Melittin (100 μM) alone was also effective at killing biofilms of 4/4 S. aureus isolates tested, resulting in a maximal ∼3-log₁₀ cellular reduction compared to controls (MSSA_Newman) (Figure 4B). The limit of detection in this assay is 10³. Interestingly, tobramycin (100 μM) was ineffective against each strain of S. aureus tested and resistance was observed, but the combination remained effective at killing S. aureus biofilms. For 3/4 of the S. aureus strains, the combination of tobramycin and melittin was similar to melittin alone, while a slight but significant enhancement was observed for MRSA_USA300. These results suggest that melittin and not tobramycin primarily drives killing of S. aureus biofilms.
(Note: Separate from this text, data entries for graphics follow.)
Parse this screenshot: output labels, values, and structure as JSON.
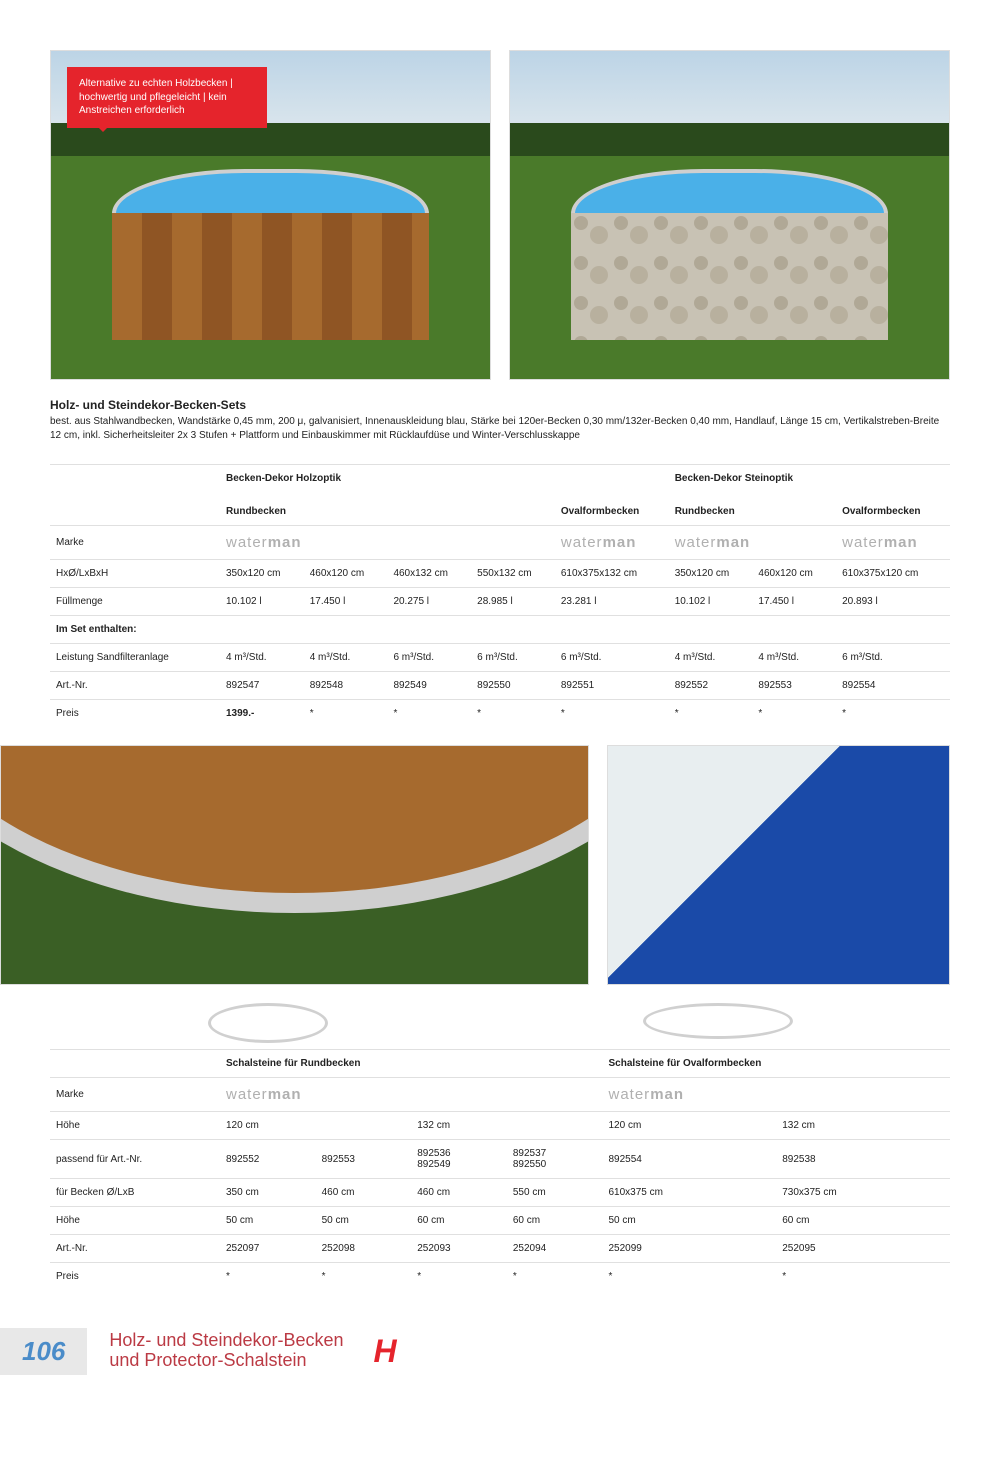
{
  "callout": "Alternative zu echten Holzbecken | hochwertig und pflegeleicht | kein Anstreichen erforderlich",
  "section1": {
    "title": "Holz- und Steindekor-Becken-Sets",
    "desc": "best. aus Stahlwandbecken, Wandstärke 0,45 mm, 200 μ, galvanisiert, Innenauskleidung blau, Stärke bei 120er-Becken 0,30 mm/132er-Becken 0,40 mm, Handlauf, Länge 15 cm, Vertikalstreben-Breite 12 cm, inkl. Sicherheitsleiter 2x 3 Stufen + Plattform und Einbauskimmer mit Rücklaufdüse und Winter-Verschlusskappe"
  },
  "t1": {
    "groupA": "Becken-Dekor Holzoptik",
    "groupB": "Becken-Dekor Steinoptik",
    "sub1": "Rundbecken",
    "sub2": "Ovalformbecken",
    "sub3": "Rundbecken",
    "sub4": "Ovalformbecken",
    "r_marke": "Marke",
    "r_dim": "HxØ/LxBxH",
    "dim": [
      "350x120 cm",
      "460x120 cm",
      "460x132 cm",
      "550x132 cm",
      "610x375x132 cm",
      "350x120 cm",
      "460x120 cm",
      "610x375x120 cm"
    ],
    "r_full": "Füllmenge",
    "full": [
      "10.102 l",
      "17.450 l",
      "20.275 l",
      "28.985 l",
      "23.281 l",
      "10.102 l",
      "17.450 l",
      "20.893 l"
    ],
    "r_set": "Im Set enthalten:",
    "r_sand": "Leistung Sandfilteranlage",
    "sand": [
      "4 m³/Std.",
      "4 m³/Std.",
      "6 m³/Std.",
      "6 m³/Std.",
      "6 m³/Std.",
      "4 m³/Std.",
      "4 m³/Std.",
      "6 m³/Std."
    ],
    "r_art": "Art.-Nr.",
    "art": [
      "892547",
      "892548",
      "892549",
      "892550",
      "892551",
      "892552",
      "892553",
      "892554"
    ],
    "r_price": "Preis",
    "price": [
      "1399.-",
      "*",
      "*",
      "*",
      "*",
      "*",
      "*",
      "*"
    ]
  },
  "t2": {
    "groupA": "Schalsteine für Rundbecken",
    "groupB": "Schalsteine für Ovalformbecken",
    "r_marke": "Marke",
    "r_hohe": "Höhe",
    "hohe1": [
      "120 cm",
      "",
      "132 cm",
      "",
      "120 cm",
      "132 cm"
    ],
    "r_pass": "passend für Art.-Nr.",
    "pass": [
      "892552",
      "892553",
      "892536\n892549",
      "892537\n892550",
      "892554",
      "892538"
    ],
    "r_becken": "für Becken Ø/LxB",
    "becken": [
      "350 cm",
      "460 cm",
      "460 cm",
      "550 cm",
      "610x375 cm",
      "730x375 cm"
    ],
    "r_hohe2": "Höhe",
    "hohe2": [
      "50 cm",
      "50 cm",
      "60 cm",
      "60 cm",
      "50 cm",
      "60 cm"
    ],
    "r_art": "Art.-Nr.",
    "art": [
      "252097",
      "252098",
      "252093",
      "252094",
      "252099",
      "252095"
    ],
    "r_price": "Preis",
    "price": [
      "*",
      "*",
      "*",
      "*",
      "*",
      "*"
    ]
  },
  "footer": {
    "page": "106",
    "title": "Holz- und Steindekor-Becken\nund Protector-Schalstein"
  }
}
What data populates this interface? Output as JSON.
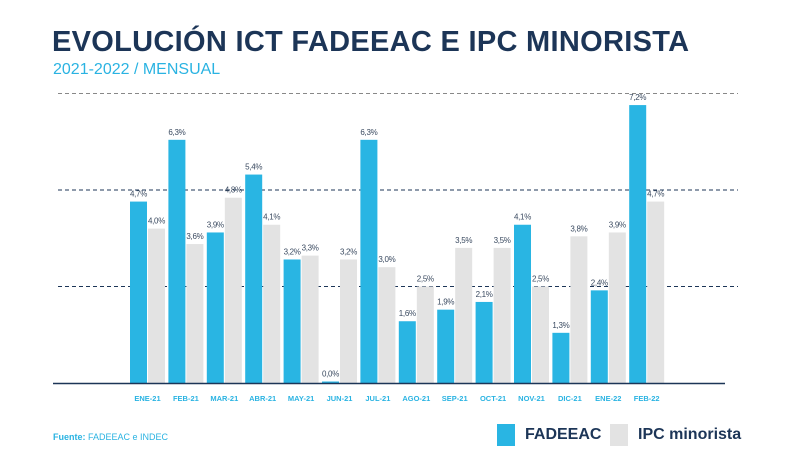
{
  "chart_data": {
    "type": "bar",
    "title": "EVOLUCIÓN ICT FADEEAC E IPC MINORISTA",
    "subtitle": "2021-2022 / MENSUAL",
    "categories": [
      "ENE-21",
      "FEB-21",
      "MAR-21",
      "ABR-21",
      "MAY-21",
      "JUN-21",
      "JUL-21",
      "AGO-21",
      "SEP-21",
      "OCT-21",
      "NOV-21",
      "DIC-21",
      "ENE-22",
      "FEB-22"
    ],
    "series": [
      {
        "name": "FADEEAC",
        "color": "#29b5e3",
        "values": [
          4.7,
          6.3,
          3.9,
          5.4,
          3.2,
          0.0,
          6.3,
          1.6,
          1.9,
          2.1,
          4.1,
          1.3,
          2.4,
          7.2
        ],
        "labels": [
          "4,7%",
          "6,3%",
          "3,9%",
          "5,4%",
          "3,2%",
          "0,0%",
          "6,3%",
          "1,6%",
          "1,9%",
          "2,1%",
          "4,1%",
          "1,3%",
          "2,4%",
          "7,2%"
        ]
      },
      {
        "name": "IPC minorista",
        "color": "#e3e3e3",
        "values": [
          4.0,
          3.6,
          4.8,
          4.1,
          3.3,
          3.2,
          3.0,
          2.5,
          3.5,
          3.5,
          2.5,
          3.8,
          3.9,
          4.7
        ],
        "labels": [
          "4,0%",
          "3,6%",
          "4,8%",
          "4,1%",
          "3,3%",
          "3,2%",
          "3,0%",
          "2,5%",
          "3,5%",
          "3,5%",
          "2,5%",
          "3,8%",
          "3,9%",
          "4,7%"
        ]
      }
    ],
    "ylim": [
      0,
      7.5
    ],
    "gridlines": [
      2.5,
      5,
      7.5
    ],
    "grid": true,
    "legend": "bottom-right",
    "xlabel": "",
    "ylabel": ""
  },
  "source": {
    "label": "Fuente:",
    "text": " FADEEAC e INDEC"
  }
}
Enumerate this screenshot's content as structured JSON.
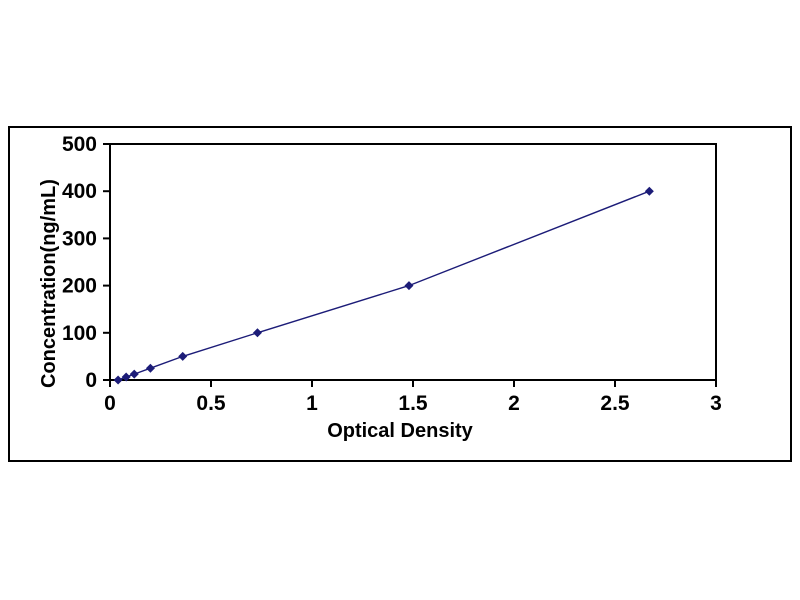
{
  "chart_data": {
    "type": "line",
    "title": "",
    "xlabel": "Optical Density",
    "ylabel": "Concentration(ng/mL)",
    "x": [
      0.04,
      0.08,
      0.12,
      0.2,
      0.36,
      0.73,
      1.48,
      2.67
    ],
    "y": [
      0,
      6.25,
      12.5,
      25,
      50,
      100,
      200,
      400
    ],
    "xlim": [
      0,
      3
    ],
    "ylim": [
      0,
      500
    ],
    "xtick_values": [
      0,
      0.5,
      1,
      1.5,
      2,
      2.5,
      3
    ],
    "xtick_labels": [
      "0",
      "0.5",
      "1",
      "1.5",
      "2",
      "2.5",
      "3"
    ],
    "ytick_values": [
      0,
      100,
      200,
      300,
      400,
      500
    ],
    "ytick_labels": [
      "0",
      "100",
      "200",
      "300",
      "400",
      "500"
    ],
    "grid": false,
    "legend_position": "none",
    "marker": "diamond",
    "colors": {
      "line": "#1c1c78",
      "marker": "#1c1c78",
      "axis": "#000000",
      "background": "#ffffff"
    }
  }
}
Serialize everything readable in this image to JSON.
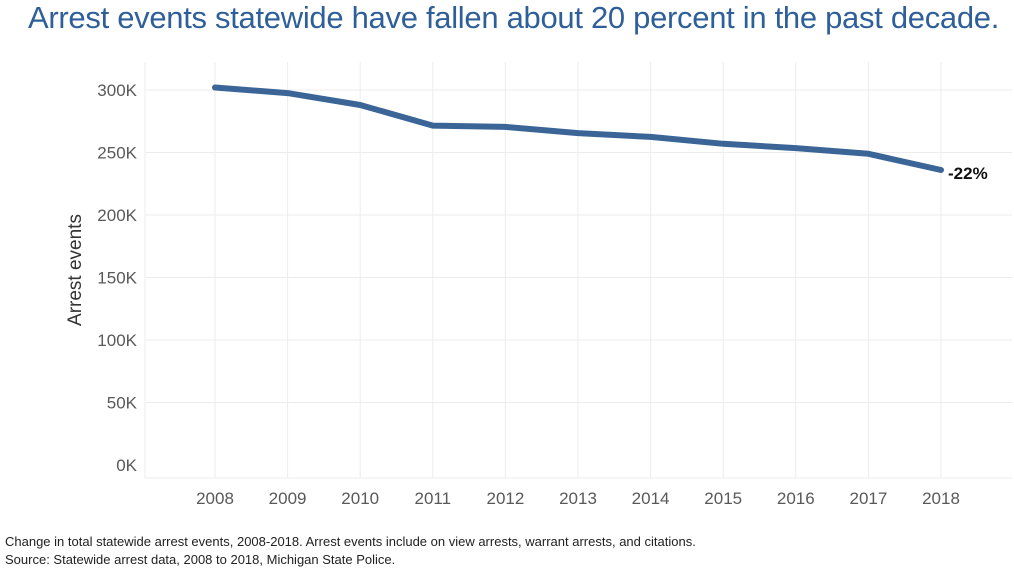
{
  "title": "Arrest events statewide have fallen about 20 percent in the past decade.",
  "footnotes": {
    "line1": "Change in total statewide arrest events, 2008-2018. Arrest events include on view arrests, warrant arrests, and citations.",
    "line2": "Source: Statewide arrest data, 2008 to 2018, Michigan State Police."
  },
  "colors": {
    "line": "#3a6596",
    "title": "#2f5f9a",
    "grid": "#ececec"
  },
  "chart_data": {
    "type": "line",
    "title": "Arrest events statewide have fallen about 20 percent in the past decade.",
    "xlabel": "",
    "ylabel": "Arrest events",
    "x": [
      "2008",
      "2009",
      "2010",
      "2011",
      "2012",
      "2013",
      "2014",
      "2015",
      "2016",
      "2017",
      "2018"
    ],
    "series": [
      {
        "values": [
          302000,
          297500,
          288000,
          271500,
          270500,
          265500,
          262500,
          257000,
          253500,
          249000,
          236000
        ]
      }
    ],
    "ylim": [
      0,
      300000
    ],
    "yticks": [
      0,
      50000,
      100000,
      150000,
      200000,
      250000,
      300000
    ],
    "ytick_labels": [
      "0K",
      "50K",
      "100K",
      "150K",
      "200K",
      "250K",
      "300K"
    ],
    "annotations": [
      {
        "x": "2018",
        "text": "-22%"
      }
    ],
    "grid": true,
    "legend": "none"
  }
}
The mechanism of action of AMPs against cells within biofilms is likely through cellular permeabilization (Melo et al., 2009). To test this hypothesis, we used the TO-PRO-3 dye which stains DNA in permeabilized cells with compromised membranes and analyzed treated P. aeruginosa biofilms by single cell analysis using flow cytometry. Tobramycin (400 μM) treatment alone did not increase the population of permeabilized cells compared to no treatment, but after 2-h of treatment, 100 μM of melittin significantly increased the population of permeabilized cells within biofilms to 78% compared to 6% for untreated controls (Figure 5A). A similar increase was observed for the combination treatment and this was not significantly different than melittin alone.

We also hypothesized that melittin in combination with tobramycin may cause increased biofilm dispersal. To test this hypothesis, we measured biofilm dispersal by staining the biofilm biomass after treatment using crystal violet. At all concentrations tested the combination resulted in significant biofilm dispersal compared to either melittin or tobramycin treatment alone, and 50 or 100 μM of melittin or tobramycin alone resulted in significant biofilm dispersal compared to untreated controls (Figure 5B). These data suggest that the mechanism of action of melittin alone and in combination with tobramycin may be biofilm dispersal and cellular permeabilization.

To determine if melittin and tobramycin were effective against Xen41 P. aeruginosa biofilms in vivo, we tested their activity using an IVIS murine wound model (Agostinho Hunt et al., 2017; Hunt et al., 2017). Xen41 P. aeruginosa is a bioluminescent derivative of PAO1 that constitutively expresses the luxCDABE genes. Mature biofilms colonizing an open wound were treated for 4-h using a hydrogel imbedded with either 100 μM of melittin or 400 μM of tobramycin alone and in combination. This combination was chosen because it caused the maximum amount of in vitro killing (Figure 3). Hydrogels containing melittin and tobramycin resulted in a significant 4.2-fold-reduction in biofilm bioluminescence compared to tobramycin treatment alone or animals treated with the control hydrogel (Figure 6). The combination also resulted in a maximal reduction in biofilm bioluminescence of 7.8 and 9.8-fold. Hydrogels containing only tobramycin resulted in 1.8-fold-reduction in biofilm bioluminescence after 4-h; however, this was not statistically significant compared to the control hydrogel. Surprisingly, hydrogels that contained only melittin exhibited no killing compared to biofilms treated with control hydrogels, suggesting that maximum efficacy requires both melittin and tobramycin.